Müller Ildikó
Foglalkozás
történész, PhD hallgató
Publikációk
Absztrakt
The question whether women could study at universities became the centre of attention in the second half of the 19th century. Women could matriculate and graduate at Hungarian universities from the second semester of the 1895/96 academic year, but they could only attend the faculties of art and medicine, and pharmaceutical courses. The contemporary discourse on the higher education of women leads the scholar to believe that women attending universities at the time came primarily from the middle classes. This assumption is further supported by statistical data. The majority of female students at the Budapest University of Sciences came from families of civil servants and intellectuals, while the daughters of tradesmen and even more merchants were also represented in greater numbers at the university. The group of female students was relatively homogenic, the overwhelming majority representing the middle classes, and especially its more wealthy and educated, but not affluent segment.
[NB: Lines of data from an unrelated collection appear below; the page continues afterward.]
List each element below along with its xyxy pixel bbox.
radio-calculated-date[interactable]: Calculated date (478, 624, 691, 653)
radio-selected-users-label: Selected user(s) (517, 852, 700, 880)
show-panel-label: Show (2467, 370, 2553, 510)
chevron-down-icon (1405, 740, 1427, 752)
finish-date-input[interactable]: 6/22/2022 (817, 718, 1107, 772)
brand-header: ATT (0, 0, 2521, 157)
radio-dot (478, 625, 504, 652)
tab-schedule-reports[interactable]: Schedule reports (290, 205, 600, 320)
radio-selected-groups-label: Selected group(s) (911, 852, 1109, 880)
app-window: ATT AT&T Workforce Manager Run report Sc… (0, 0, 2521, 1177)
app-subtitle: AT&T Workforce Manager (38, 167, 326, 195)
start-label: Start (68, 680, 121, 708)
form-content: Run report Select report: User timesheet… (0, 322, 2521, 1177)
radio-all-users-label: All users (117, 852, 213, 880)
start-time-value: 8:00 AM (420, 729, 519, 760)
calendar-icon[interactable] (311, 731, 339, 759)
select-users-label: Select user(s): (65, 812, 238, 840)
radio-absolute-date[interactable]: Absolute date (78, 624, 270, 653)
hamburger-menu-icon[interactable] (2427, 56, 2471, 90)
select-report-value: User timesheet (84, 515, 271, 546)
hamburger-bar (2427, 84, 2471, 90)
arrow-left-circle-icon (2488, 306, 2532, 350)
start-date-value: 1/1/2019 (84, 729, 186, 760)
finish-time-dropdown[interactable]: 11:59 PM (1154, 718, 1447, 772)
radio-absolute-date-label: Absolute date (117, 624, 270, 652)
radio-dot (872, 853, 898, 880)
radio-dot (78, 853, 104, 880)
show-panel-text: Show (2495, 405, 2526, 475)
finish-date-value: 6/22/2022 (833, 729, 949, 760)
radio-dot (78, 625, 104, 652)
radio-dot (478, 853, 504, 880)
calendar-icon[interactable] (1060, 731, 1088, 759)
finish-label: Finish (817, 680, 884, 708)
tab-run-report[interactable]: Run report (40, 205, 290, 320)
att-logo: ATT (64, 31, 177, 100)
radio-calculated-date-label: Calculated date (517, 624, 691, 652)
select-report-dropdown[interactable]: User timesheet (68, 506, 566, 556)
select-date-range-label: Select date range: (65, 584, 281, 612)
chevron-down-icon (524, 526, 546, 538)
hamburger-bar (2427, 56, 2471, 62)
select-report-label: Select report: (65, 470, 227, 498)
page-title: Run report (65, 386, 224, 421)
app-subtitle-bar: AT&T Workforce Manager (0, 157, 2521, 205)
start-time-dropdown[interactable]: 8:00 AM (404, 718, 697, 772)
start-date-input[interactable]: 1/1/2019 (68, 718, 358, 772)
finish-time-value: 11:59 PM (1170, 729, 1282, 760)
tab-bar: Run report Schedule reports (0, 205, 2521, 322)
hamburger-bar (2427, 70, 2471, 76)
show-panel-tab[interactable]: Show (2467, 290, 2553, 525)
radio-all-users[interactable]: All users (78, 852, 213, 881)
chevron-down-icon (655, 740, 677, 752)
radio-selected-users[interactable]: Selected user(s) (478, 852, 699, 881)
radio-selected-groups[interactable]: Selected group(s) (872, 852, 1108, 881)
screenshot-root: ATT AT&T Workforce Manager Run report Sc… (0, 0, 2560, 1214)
The medical faculty could be considered the most open of the above-mentioned options: it was attended by female students coming from the lower-income families, and this was also the faculty where the civil servant/intellectual segment was the least represented. The group of male students was more heterogenic than the female group. The civil servant/intellectual segment was less represented among them, with the exception of the legal faculty, which could be considered a case on its own. The rate of male students coming from lower-income families was also considerably higher than that of female students. This is not surprising, considering that those layers of society who could rarely afford to send their children to universities opted for spending their limited financial means on educating their sons, the men being the breadwinners of the family, and also whose position in society determined the social status of the family. Belonging to the wealthy and educated middle classes was far more obvious in case of female students than in case of their male colleagues.